Les Vénézuéliens dans la rue pour les 20 ans de la révolution

L'opposition vénézuélienne menée par le président autoproclamé Juan Guaido défie samedi le ...
Les Vénézuéliens dans la rue pour les 20 ans de la révolution

Des milliers d'opposants défient Maduro dans la rue

Photo: KEYSTONE/AP/FERNANDO LLANO

Des dizaines de milliers d'opposants vénézuéliens dirigés par le président autoproclamé Juan Guaido ont défilé pour exiger du chef de l'Etat Nicolas Maduro qu'il cède le pouvoir. Un général de l'Armée de l'Air a auparavant annoncé faire allégeance à Juan Guaido.

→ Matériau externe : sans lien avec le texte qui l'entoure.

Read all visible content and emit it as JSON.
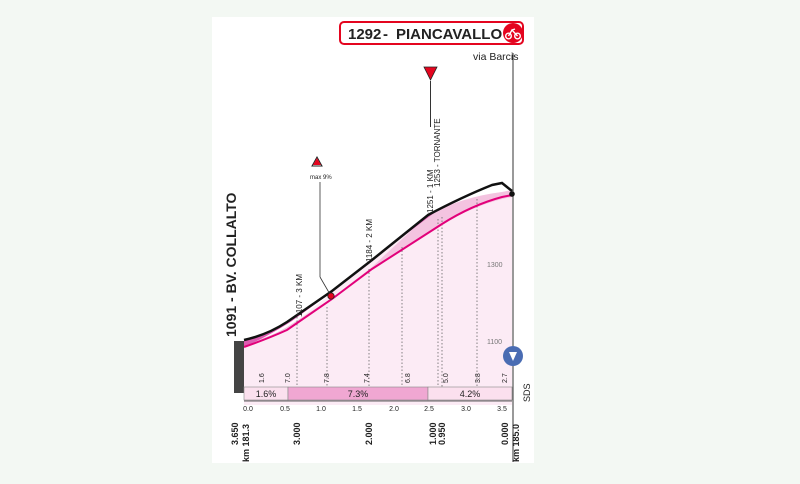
{
  "title": {
    "altitude": "1292",
    "name": "PIANCAVALLO",
    "separator": " - ",
    "subtitle": "via Barcis"
  },
  "start_label": "1091 - BV. COLLALTO",
  "km_markers": [
    {
      "text": "1107 - 3 KM"
    },
    {
      "text": "1184 - 2 KM"
    },
    {
      "text": "1251 - 1 KM"
    },
    {
      "text": "1253 - TORNANTE"
    }
  ],
  "max_grade_label": "max 9%",
  "gradient_bar": [
    "1.6%",
    "7.3%",
    "4.2%"
  ],
  "segment_grades": [
    "1.6",
    "7.0",
    "7.8",
    "7.4",
    "6.8",
    "5.0",
    "3.8",
    "2.7"
  ],
  "axis_ticks": [
    "0.0",
    "0.5",
    "1.0",
    "1.5",
    "2.0",
    "2.5",
    "3.0",
    "3.5"
  ],
  "bottom_distances": {
    "start": [
      "3.650",
      "km 181.3"
    ],
    "km3": "3.000",
    "km2": "2.000",
    "km1": [
      "1.000",
      "0.950"
    ],
    "finish": [
      "0.000",
      "km 185.0"
    ]
  },
  "elevation_ticks": [
    "1300",
    "1100"
  ],
  "sds_label": "SDS",
  "colors": {
    "accent": "#e2007a",
    "accent_light": "#f5c7e4",
    "accent_pale": "#fbe6f3",
    "red": "#e4051f"
  },
  "chart_data": {
    "type": "area",
    "x_unit": "km",
    "x": [
      0.0,
      0.5,
      1.0,
      1.5,
      2.0,
      2.5,
      3.0,
      3.5,
      3.65
    ],
    "grades": [
      1.6,
      7.0,
      7.8,
      7.4,
      6.8,
      5.0,
      3.8,
      2.7
    ],
    "elevation": [
      1091,
      1099,
      1134,
      1173,
      1210,
      1244,
      1269,
      1288,
      1292
    ],
    "ylabel_ticks": [
      1100,
      1300
    ]
  }
}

Agitant des drapeaux aux couleurs du Venezuela, les partisans de Juan Guaido se sont réunis samedi en cinq points de la capitale et ont marché vers la représentation de l'Union européenne.

'Liberté! Liberté! Liberté!', scandaient les manifestants en tapant sur des casseroles, tandis que d'autres portaient des pancartes avec le visage du président Maduro barré.

'Maduro assassin'

'Ecoutez la garde (bolivarienne), écoutez le Sebin (services de renseignements), ça va tomber, comme le mur de Berlin', pouvait-on lire par ailleurs. Ou encore: 'Des Vénézuéliens meurent de faim faute de nourriture et de médicaments: Maduro assassin!'.

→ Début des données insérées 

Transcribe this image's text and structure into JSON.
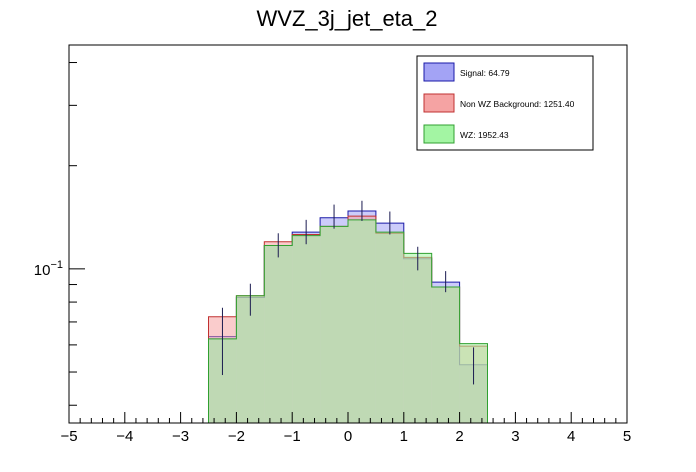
{
  "chart_data": {
    "type": "histogram",
    "title": "WVZ_3j_jet_eta_2",
    "xlabel": "",
    "ylabel": "",
    "x_range": [
      -5,
      5
    ],
    "y_scale": "log",
    "y_range": [
      0.0355,
      0.45
    ],
    "x_ticks": [
      -5,
      -4,
      -3,
      -2,
      -1,
      0,
      1,
      2,
      3,
      4,
      5
    ],
    "y_tick_labels": [
      {
        "value": 0.1,
        "label": "10",
        "sup": "−1"
      }
    ],
    "bin_edges": [
      -2.5,
      -2.0,
      -1.5,
      -1.0,
      -0.5,
      0.0,
      0.5,
      1.0,
      1.5,
      2.0,
      2.5
    ],
    "legend_position": "top-right",
    "series": [
      {
        "name": "Signal: 64.79",
        "legend_label": "Signal: 64.79",
        "fill": "#a3a3f5",
        "edge": "#1a1aa8",
        "values": [
          0.0635,
          0.0825,
          0.117,
          0.128,
          0.141,
          0.1475,
          0.136,
          0.107,
          0.0915,
          0.0525
        ],
        "errors": [
          [
            0.049,
            0.077
          ],
          [
            0.073,
            0.0905
          ],
          [
            0.108,
            0.127
          ],
          [
            0.118,
            0.139
          ],
          [
            0.131,
            0.154
          ],
          [
            0.138,
            0.158
          ],
          [
            0.126,
            0.147
          ],
          [
            0.099,
            0.116
          ],
          [
            0.0855,
            0.0985
          ],
          [
            0.046,
            0.059
          ]
        ]
      },
      {
        "name": "Non WZ Background: 1251.40",
        "legend_label": "Non WZ Background: 1251.40",
        "fill": "#f5a3a3",
        "edge": "#c03030",
        "values": [
          0.0725,
          0.0835,
          0.12,
          0.126,
          0.133,
          0.1425,
          0.127,
          0.108,
          0.0885,
          0.0595
        ],
        "errors": []
      },
      {
        "name": "WZ: 1952.43",
        "legend_label": "WZ: 1952.43",
        "fill": "#a3f5a3",
        "edge": "#30a030",
        "values": [
          0.0625,
          0.0835,
          0.117,
          0.125,
          0.133,
          0.139,
          0.128,
          0.111,
          0.0885,
          0.0605
        ],
        "errors": []
      }
    ]
  }
}
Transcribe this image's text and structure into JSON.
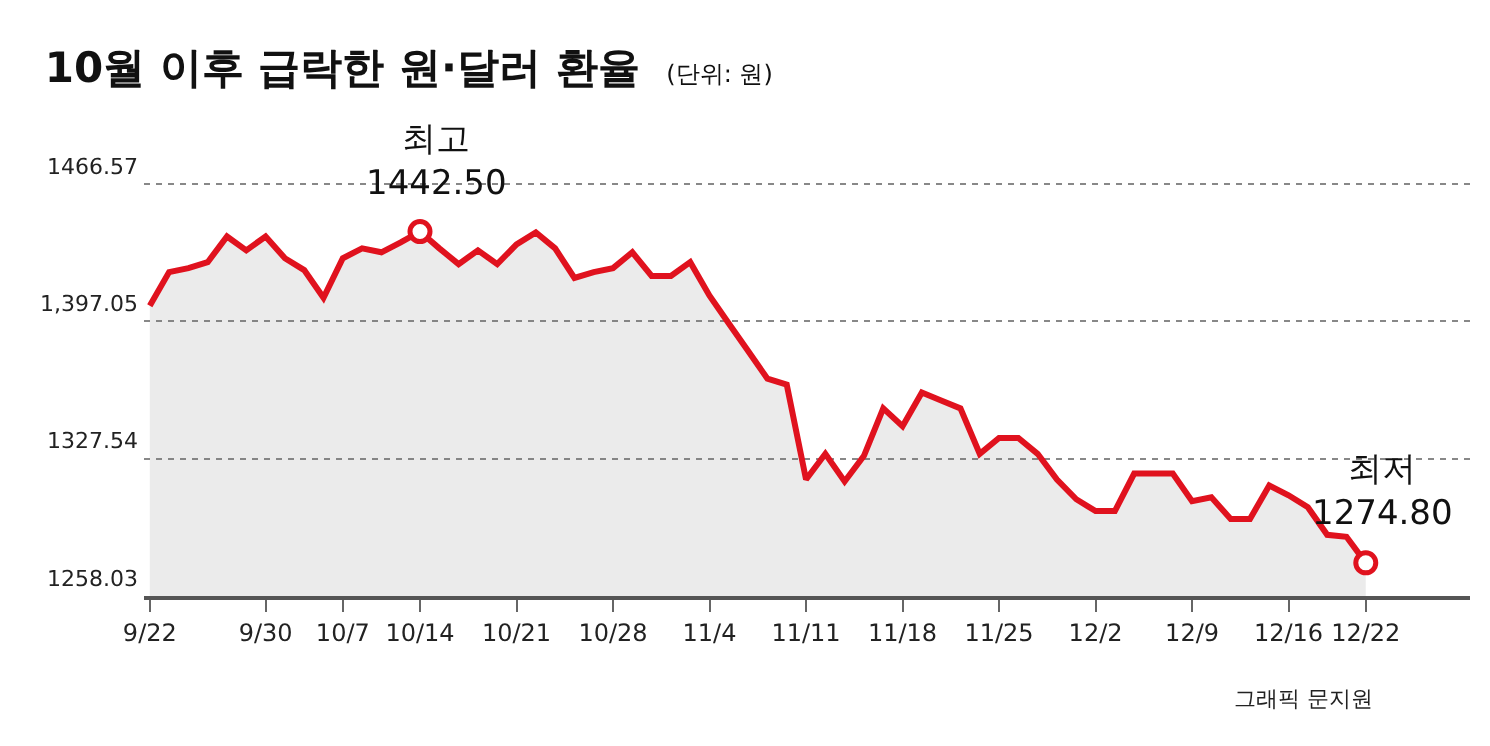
{
  "chart_data": {
    "type": "area",
    "title": "10월 이후 급락한 원·달러 환율",
    "subtitle": "(단위: 원)",
    "categories": [
      "9/22",
      null,
      null,
      null,
      null,
      null,
      "9/30",
      null,
      null,
      null,
      "10/7",
      null,
      null,
      null,
      "10/14",
      null,
      null,
      null,
      null,
      "10/21",
      null,
      null,
      null,
      null,
      "10/28",
      null,
      null,
      null,
      null,
      "11/4",
      null,
      null,
      null,
      null,
      "11/11",
      null,
      null,
      null,
      null,
      "11/18",
      null,
      null,
      null,
      null,
      "11/25",
      null,
      null,
      null,
      null,
      "12/2",
      null,
      null,
      null,
      null,
      "12/9",
      null,
      null,
      null,
      null,
      "12/16",
      null,
      null,
      null,
      "12/22"
    ],
    "series": [
      {
        "color": "#e0121e",
        "values": [
          1405,
          1422,
          1424,
          1427,
          1440,
          1433,
          1440,
          1429,
          1423,
          1409,
          1429,
          1434,
          1432,
          1437,
          1442.5,
          1434,
          1426,
          1433,
          1426,
          1436,
          1442,
          1434,
          1419,
          1422,
          1424,
          1432,
          1420,
          1420,
          1427,
          1410,
          1396,
          1382,
          1368,
          1365,
          1317,
          1330,
          1316,
          1329,
          1353,
          1344,
          1361,
          1357,
          1353,
          1330,
          1338,
          1338,
          1330,
          1317,
          1307,
          1301,
          1301,
          1320,
          1320,
          1320,
          1306,
          1308,
          1297,
          1297,
          1314,
          1309,
          1303,
          1289,
          1288,
          1274.8
        ]
      }
    ],
    "ylim": [
      1258.03,
      1466.57
    ],
    "yticks": [
      1258.03,
      1327.54,
      {
        "value": 1397.05,
        "label": "1,397.05"
      },
      1466.57
    ],
    "grid": "y",
    "marker": "none",
    "line_style": "solid",
    "annotations": [
      {
        "text": "최고\n1442.50",
        "x": "10/14",
        "y": 1442.5
      },
      {
        "text": "최저\n1274.80",
        "x": "12/22",
        "y": 1274.8
      },
      "그래픽 문지원"
    ]
  }
}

L'opposition veut envoyer 'un message à l'UE' pour remercier 'tous ces pays qui, très bientôt, vont nous reconnaître', selon Juan Guaido, 35 ans, qui préside le Parlement, seule institution contrôlée par l'opposition. Celle-ci juge le second mandat de Nicolas Maduro, entamé le 10 janvier, illégitime car issu d'élections frauduleuses.

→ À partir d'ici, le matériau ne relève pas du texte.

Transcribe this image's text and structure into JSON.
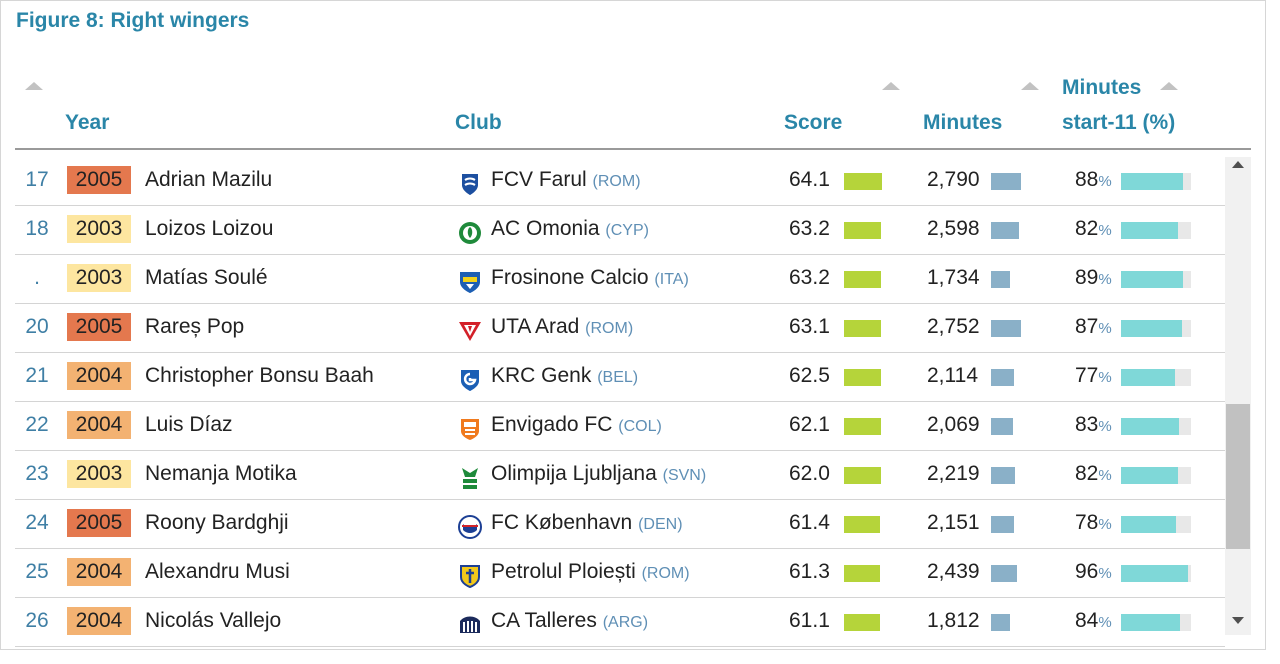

Juan Guaido a annoncé l'arrivée d'une aide humanitaire destinée au pays à la frontière colombienne, au Brésil et sur une 'île des Caraïbes'. Il a demandé à l'armée de la laisser entrer. Anticipant un mois de février 'qui doit être déterminant', il a appelé ses partisans à ne pas relâcher la pression, lors d'une nouvelle manifestation le 12 février.

Juan Guaido est soutenu par les Etats-Unis, la plupart des Etats latino-américains et certains pays européens. De leur côté, les partisans de Nicolas Maduro, dont beaucoup vêtus de rouge, se sont rassemblés au son de la salsa sur l'avenue Bolivar.

Un général rejoint Guaido

Quelques heures avant le début de ces manifestations, un général de division de l'Armée de l'Air a annoncé faire allégeance à Juan Guaido. Cela alors que Nicolas Maduro compte sur le soutien déterminant des forces armées pour se maintenir au pouvoir.

Dans une vidéo diffusée sur les réseaux sociaux, où il apparaît en uniforme, le général Francisco Yanez rejette 'l'autorité dictatoriale' de Nicolas Maduro et 'reconnaît le député Juan Guaido comme président'.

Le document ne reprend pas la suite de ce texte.